Cytopathology is the study of individual cells retrieved from the body, either by spontaneous exfoliation (shedding) or by active sampling (aspiration). It provides rapid, minimally invasive diagnosis for a wide range of conditions, particularly cancer screening and confirmation.

Exfoliative vs. Aspiration Cytology

Exfoliative cytology examines cells that are shed naturally from epithelial surfaces or collected by lavage, brushing, or scraping. Common specimens include cervical Pap smears (exfoliated cervical cells), urine (urothelial cells shed into urine), sputum and bronchoalveolar lavage (respiratory epithelial cells), and effusion fluids (pleural, peritoneal, pericardial — mesothelial cells and exfoliated tumor cells).

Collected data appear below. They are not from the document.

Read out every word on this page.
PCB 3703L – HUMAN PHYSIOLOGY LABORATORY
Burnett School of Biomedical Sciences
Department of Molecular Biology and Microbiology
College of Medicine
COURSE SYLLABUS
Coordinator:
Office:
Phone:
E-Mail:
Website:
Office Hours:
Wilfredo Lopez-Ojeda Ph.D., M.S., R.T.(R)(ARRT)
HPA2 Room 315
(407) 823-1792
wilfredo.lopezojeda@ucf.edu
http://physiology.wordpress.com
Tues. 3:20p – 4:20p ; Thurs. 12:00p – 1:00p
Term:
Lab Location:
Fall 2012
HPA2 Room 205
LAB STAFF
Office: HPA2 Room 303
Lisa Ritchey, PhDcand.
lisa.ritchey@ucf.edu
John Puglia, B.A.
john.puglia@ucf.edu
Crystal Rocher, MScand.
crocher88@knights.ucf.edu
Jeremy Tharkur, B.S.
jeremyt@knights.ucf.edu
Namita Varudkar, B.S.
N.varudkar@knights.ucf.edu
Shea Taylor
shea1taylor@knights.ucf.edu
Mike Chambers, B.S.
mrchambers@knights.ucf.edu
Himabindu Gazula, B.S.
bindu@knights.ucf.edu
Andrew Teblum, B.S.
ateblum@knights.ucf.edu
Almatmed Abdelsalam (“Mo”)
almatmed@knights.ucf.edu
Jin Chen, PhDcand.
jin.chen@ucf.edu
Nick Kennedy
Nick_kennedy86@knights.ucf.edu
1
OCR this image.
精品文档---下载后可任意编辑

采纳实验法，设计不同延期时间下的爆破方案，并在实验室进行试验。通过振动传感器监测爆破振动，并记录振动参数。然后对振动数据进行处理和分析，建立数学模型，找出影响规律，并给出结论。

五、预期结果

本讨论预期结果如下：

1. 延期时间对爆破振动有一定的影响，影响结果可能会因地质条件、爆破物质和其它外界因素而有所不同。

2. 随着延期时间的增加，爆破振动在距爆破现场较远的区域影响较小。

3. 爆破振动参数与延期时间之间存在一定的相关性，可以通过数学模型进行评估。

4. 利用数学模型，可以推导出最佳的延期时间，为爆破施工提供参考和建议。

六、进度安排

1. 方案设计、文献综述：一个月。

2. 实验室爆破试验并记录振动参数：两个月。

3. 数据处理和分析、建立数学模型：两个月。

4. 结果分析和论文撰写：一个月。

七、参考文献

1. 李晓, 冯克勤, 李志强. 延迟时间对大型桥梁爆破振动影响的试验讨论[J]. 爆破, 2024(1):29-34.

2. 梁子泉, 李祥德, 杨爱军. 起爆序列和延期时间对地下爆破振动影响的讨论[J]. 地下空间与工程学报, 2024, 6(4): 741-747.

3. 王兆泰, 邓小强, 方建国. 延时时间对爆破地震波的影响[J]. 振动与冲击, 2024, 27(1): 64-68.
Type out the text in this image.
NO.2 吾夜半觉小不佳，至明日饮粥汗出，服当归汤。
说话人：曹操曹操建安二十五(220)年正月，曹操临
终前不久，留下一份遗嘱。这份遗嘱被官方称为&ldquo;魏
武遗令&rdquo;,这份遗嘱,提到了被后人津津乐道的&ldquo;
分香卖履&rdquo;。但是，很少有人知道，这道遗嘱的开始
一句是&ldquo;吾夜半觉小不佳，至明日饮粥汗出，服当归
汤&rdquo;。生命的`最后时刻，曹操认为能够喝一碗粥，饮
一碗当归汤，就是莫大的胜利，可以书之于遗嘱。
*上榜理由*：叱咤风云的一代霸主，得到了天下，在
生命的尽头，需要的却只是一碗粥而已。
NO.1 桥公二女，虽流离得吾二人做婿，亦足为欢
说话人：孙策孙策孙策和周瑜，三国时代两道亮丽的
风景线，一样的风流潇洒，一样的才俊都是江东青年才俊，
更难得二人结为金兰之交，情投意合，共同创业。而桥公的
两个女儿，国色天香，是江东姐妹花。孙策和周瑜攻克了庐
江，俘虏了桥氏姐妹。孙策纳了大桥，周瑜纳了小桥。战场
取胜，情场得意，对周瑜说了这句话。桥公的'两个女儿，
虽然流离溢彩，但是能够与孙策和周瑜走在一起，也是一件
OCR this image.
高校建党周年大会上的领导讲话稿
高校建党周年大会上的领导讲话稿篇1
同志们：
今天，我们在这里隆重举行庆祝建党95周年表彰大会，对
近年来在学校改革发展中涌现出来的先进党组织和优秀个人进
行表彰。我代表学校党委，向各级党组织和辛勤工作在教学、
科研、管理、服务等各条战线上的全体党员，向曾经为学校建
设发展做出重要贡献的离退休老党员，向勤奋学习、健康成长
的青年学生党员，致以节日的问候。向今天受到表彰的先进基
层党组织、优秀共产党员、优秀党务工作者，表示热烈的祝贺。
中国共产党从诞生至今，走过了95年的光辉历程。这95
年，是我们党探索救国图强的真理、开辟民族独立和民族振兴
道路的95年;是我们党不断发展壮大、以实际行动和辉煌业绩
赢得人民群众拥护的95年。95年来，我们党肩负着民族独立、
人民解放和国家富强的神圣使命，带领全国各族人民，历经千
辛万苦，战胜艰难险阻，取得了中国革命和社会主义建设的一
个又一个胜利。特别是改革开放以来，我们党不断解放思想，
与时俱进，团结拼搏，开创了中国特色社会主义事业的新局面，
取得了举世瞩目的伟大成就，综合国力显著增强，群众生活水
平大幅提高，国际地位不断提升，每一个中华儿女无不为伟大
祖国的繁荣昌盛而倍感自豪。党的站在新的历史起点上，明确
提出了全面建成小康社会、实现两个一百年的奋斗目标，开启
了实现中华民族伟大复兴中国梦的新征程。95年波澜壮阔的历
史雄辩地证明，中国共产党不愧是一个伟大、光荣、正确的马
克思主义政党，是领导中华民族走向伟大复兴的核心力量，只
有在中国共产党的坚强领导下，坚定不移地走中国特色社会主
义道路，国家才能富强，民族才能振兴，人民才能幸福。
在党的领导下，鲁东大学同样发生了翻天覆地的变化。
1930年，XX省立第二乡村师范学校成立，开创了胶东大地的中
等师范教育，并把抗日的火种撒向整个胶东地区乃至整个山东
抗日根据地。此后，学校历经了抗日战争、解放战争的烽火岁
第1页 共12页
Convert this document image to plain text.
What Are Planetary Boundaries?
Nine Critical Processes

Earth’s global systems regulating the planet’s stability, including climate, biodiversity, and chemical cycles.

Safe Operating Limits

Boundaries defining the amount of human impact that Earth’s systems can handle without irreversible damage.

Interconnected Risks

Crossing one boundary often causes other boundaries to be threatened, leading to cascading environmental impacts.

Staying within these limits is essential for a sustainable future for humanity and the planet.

Fine needle aspiration (FNA) cytology uses a thin needle (22-27 gauge) to aspirate cells from a solid or cystic lesion. FNA can target palpable lesions (thyroid, breast, lymph node, salivary gland) or deep-seated lesions under ultrasound or CT guidance (lung, liver, pancreas, kidney, mediastinum). FNA is less invasive than core needle biopsy, produces immediate results via rapid on-site evaluation, and has lower complication rates.

Specimen Collection and Preparation

Conventional smears — the aspirated material is expelled onto glass slides and smeared using a second slide (pull or push smear), or spread with a needle (blood film technique). Smears are either air-dried (for Romanowsky-type stains: Diff-Quik, Giemsa) or fixed immediately in 95% ethanol (for Papanicolaou stain). Immediate fixation prevents air-drying artifact in Papanicolaou-stained smears.

Liquid-based cytology (LBC) — the sample is rinsed into a preservative solution, processed in an automated instrument that disperses cells and deposits a thin, uniform layer on a slide. LBC reduces obscuring blood and inflammation, produces cleaner backgrounds, and allows residual sample to be used for molecular testing. LBC is the standard for cervical cytology (ThinPrep, SurePath) and is increasingly used for non-gynecologic specimens.

Cell blocks — the residual tissue fragments and cells in the FNA needle rinse or LBC vial are concentrated by centrifugation, embedded in agar or plasma-thrombin clot, and processed as a paraffin block. Cell blocks provide sections for H&E, IHC, and molecular studies, maximizing diagnostic yield from small samples.

Staining in Cytopathology

Papanicolaou (Pap) stain is the standard stain for gynecologic and non-gynecologic cytology. It differentially stains cytoplasm (orange, green, blue depending on keratinization and cell type) and nuclei (blue-black with crisp chromatin detail). The Pap stain is excellent for evaluating nuclear features — the most important criteria for malignancy in cytology.

Romanowsky stains (Diff-Quik, Giemsa, Wright) are used for air-dried smears. They stain cytoplasm blue-purple, nuclei purple, and highlight cytoplasmic granules, vacuoles, and extracellular material (colloid, mucin, matrix). Romanowsky stains are superior for evaluating hematolymphoid cells, sarcoma, and melanoma.

Reporting and Classification

Cytology reports use standardized terminology systems that communicate the risk of malignancy. The Bethesda System for Cervical Cytology classifies squamous lesions as ASC-US, ASC-H, LSIL, HSIL, and squamous cell carcinoma; glandular lesions as AGC and adenocarcinoma. The Bethesda System for Thyroid Cytology uses six categories (I-VI): nondiagnostic, benign, atypia of undetermined significance (AUS), follicular neoplasm, suspicious for malignancy, and malignant. Each category carries an implied risk of malignancy and a recommended management action.

Advantages and Limitations

Cytology is rapid (results in minutes for on-site evaluation, 1-2 days for routine cases), minimally invasive (needle smaller than biopsy needle), cost-effective, and highly specific for malignancy (specificity >95% for most sites). However, cytology has limited sensitivity for some lesions (false-negative rates of 5-20% depending on site), cannot always distinguish in situ from invasive carcinoma, and provides limited material for ancillary studies if the sample is scant. Integration with histology, IHC, and molecular testing maximizes diagnostic accuracy.